On top of this, a giant export market that the government continues to fight to expand gives corn growers a ton of power that can turn into additional government payments.

So when you hear about farmers going on a date to Washington, D.C., with The Seven Sisters to challenge some EPA action, these are the numbers compelling the union.

The downsides

And none of this gets into the underside of the issue, the, let’s say, debatable aspects about corn-based ethanol: The tradeoff for lower vehicle emissions being what some believe are horrific environmental consequences. The same way high gas prices made shale oil and fracking good business propositions, the RFS encouraged farmers to plant corn in places historically considered unwelcome, tilling huge amounts of virgin prairie and conserved land in the process.

Tilling that land is said to have unlocked enough carbon dioxide that it would take two decades for the planted field to absorb it. The enormous water needs to grow corn are blamed for lowering water tables. Excessive use of nitrogen fertilizers to maximize yields sucks oxygen from the soil and water, leading to dead zones in waterways, including an enormous zone in the Gulf of Mexico. In 2021, the National Oceanic and Atmospheric Administration measured the Gulf’s dead zone at roughly 6,334 square miles, larger than the average dead zone for the previous five years of 5,380 square miles. That’s an area larger than the state of Connecticut, hovering mostly off the coast of America’s second-largest seafood producing state, Louisiana.

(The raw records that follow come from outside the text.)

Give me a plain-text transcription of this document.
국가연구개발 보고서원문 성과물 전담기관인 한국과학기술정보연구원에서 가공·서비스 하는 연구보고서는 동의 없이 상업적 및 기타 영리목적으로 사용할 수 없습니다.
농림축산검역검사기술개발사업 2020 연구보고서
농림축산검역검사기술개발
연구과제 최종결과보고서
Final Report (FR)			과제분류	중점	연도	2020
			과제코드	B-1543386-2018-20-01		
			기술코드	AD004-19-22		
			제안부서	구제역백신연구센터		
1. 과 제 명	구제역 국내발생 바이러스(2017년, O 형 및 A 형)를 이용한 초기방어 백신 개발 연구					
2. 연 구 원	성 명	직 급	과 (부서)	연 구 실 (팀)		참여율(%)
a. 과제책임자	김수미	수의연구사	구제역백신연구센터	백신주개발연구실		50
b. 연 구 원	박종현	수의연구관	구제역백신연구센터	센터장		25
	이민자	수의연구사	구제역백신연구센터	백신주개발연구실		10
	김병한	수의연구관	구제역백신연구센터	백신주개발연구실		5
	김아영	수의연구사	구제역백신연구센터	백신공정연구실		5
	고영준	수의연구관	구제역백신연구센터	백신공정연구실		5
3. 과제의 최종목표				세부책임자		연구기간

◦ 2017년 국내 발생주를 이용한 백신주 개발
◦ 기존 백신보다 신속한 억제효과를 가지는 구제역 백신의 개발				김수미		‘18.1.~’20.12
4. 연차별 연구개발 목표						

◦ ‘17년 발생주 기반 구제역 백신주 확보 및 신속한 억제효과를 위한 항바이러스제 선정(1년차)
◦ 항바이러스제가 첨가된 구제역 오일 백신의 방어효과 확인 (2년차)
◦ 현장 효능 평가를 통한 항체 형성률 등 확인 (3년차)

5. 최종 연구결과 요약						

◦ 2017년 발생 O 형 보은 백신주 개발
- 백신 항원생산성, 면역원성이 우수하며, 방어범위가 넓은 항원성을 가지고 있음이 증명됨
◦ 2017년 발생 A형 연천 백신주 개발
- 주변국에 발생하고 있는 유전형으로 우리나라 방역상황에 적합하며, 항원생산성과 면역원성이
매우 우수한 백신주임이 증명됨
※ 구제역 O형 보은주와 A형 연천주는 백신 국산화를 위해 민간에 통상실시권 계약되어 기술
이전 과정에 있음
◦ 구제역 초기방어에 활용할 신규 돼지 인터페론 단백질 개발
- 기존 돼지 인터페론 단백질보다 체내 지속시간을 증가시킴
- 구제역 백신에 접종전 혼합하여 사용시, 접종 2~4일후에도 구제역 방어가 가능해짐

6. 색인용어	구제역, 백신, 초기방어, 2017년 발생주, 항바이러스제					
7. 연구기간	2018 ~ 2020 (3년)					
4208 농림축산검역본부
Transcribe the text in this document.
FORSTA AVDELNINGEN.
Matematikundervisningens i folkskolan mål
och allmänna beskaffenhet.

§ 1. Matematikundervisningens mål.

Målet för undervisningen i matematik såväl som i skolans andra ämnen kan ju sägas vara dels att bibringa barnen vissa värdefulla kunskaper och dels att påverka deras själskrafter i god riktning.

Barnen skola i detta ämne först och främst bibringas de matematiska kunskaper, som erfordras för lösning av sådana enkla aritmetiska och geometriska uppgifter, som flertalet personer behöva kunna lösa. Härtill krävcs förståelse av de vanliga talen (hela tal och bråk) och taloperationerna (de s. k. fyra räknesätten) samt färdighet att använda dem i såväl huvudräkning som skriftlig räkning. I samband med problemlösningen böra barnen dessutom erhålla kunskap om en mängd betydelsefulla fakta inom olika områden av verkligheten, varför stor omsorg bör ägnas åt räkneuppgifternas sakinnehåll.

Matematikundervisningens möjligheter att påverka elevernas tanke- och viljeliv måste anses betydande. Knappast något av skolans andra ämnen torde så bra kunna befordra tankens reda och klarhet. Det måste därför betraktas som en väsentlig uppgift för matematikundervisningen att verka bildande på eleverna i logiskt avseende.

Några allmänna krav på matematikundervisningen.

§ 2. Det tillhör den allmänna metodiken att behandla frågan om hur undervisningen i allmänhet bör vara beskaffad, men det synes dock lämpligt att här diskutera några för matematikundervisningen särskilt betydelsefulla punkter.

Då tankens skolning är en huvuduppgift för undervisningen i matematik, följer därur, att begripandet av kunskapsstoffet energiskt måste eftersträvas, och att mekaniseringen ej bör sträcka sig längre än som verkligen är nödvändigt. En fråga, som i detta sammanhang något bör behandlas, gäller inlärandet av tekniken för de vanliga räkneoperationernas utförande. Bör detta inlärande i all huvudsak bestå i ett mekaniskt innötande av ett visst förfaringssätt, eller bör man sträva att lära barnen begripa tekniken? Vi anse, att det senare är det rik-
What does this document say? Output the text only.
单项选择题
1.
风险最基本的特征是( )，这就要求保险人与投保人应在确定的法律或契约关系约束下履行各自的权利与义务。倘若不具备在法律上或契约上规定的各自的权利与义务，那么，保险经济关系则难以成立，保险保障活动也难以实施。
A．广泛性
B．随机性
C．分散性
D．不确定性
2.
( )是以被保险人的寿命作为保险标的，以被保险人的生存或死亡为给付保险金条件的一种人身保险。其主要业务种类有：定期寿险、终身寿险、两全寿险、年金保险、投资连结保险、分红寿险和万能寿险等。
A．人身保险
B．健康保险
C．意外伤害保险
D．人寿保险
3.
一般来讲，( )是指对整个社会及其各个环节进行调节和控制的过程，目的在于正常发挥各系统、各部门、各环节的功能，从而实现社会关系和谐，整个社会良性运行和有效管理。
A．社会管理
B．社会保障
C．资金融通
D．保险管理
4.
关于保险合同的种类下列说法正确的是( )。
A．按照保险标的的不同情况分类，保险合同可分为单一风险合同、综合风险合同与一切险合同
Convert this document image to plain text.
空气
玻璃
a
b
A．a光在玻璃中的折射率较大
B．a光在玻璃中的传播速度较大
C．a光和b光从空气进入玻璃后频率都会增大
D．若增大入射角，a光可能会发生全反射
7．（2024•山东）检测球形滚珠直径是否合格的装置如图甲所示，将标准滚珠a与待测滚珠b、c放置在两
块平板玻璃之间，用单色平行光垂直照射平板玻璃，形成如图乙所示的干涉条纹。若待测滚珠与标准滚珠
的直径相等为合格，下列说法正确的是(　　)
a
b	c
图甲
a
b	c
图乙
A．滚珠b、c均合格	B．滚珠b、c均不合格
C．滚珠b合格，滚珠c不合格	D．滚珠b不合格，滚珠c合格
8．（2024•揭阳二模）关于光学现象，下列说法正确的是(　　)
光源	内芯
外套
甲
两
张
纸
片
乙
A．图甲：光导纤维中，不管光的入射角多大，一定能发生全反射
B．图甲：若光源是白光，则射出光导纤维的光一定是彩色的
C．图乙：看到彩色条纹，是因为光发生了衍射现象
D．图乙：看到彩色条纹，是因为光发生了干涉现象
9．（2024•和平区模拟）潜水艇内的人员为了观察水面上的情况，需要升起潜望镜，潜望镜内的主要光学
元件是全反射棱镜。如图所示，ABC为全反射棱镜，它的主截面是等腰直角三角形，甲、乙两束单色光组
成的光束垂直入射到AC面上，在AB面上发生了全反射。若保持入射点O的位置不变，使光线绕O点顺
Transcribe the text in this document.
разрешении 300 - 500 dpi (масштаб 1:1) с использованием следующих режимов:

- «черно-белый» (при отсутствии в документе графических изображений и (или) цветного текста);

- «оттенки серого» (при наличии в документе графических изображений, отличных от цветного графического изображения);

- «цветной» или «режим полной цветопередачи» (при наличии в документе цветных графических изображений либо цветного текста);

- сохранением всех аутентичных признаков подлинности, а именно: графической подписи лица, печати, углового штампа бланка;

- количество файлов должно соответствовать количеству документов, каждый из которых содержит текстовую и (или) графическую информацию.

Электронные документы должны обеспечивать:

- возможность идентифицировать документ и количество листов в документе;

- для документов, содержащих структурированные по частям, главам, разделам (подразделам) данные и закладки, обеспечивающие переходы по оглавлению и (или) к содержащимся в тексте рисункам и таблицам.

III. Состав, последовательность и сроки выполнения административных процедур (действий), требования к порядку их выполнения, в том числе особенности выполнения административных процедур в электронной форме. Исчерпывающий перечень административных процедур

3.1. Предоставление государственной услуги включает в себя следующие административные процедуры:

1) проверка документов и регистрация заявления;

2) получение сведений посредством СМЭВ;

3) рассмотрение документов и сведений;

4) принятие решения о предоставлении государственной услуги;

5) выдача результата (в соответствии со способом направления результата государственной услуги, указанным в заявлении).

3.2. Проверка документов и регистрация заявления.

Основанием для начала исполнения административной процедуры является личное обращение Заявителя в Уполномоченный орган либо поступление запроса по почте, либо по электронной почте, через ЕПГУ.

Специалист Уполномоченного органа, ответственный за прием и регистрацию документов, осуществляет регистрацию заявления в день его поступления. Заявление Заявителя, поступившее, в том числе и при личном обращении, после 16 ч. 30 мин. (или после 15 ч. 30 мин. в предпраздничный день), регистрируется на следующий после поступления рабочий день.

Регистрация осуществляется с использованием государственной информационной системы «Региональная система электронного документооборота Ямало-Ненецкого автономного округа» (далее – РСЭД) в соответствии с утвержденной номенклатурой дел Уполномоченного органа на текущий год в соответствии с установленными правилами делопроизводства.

And even before all of that, the founding presumptions of the RFS have been questioned since the beginning. Many suspect corn-based ethanol can’t be made to work with the Renewable Fuels Standard without some creative numbers.

The RFS stipulates that “Renewable fuel (or conventional biofuel) typically refers to ethanol derived from corn starch and must meet a 20% lifecycle GHG [greenhouse gas] reduction,” meaning corn ethanol would be 20% less polluting than gasoline. But when the Obama administration tried to work out the math for implementing the RFS way back in 2009, it found that corn ethanol would only be 16% less polluting than gasoline by 2022, based on a maximum yield of 180 bushels of corn per acre.

All the stakeholders complained, saying the government’s figures were too conservative. So the EPA came up with a “high yield case scenario” that achieved a 21% reduction by assuming a yield of 230 bushels per acre. (Getting more bushels off an acre means it took fewer resources to grow each bushel, so it’s environmentally cleaner.)

The problem is that corn growers have never hit that yield number. The yield in 2014 was about 173 bushels per acre. Last year’s yield was 177 bushels per acre, right around the original, and insufficient, government estimate.

Corn might not come up in tonight’s presidential debate. But for all the reasons we’ve touched on here, and so many more (food prices, high-fructose corn syrup, the list goes on), corn will continue to be a big topic from now until November and beyond.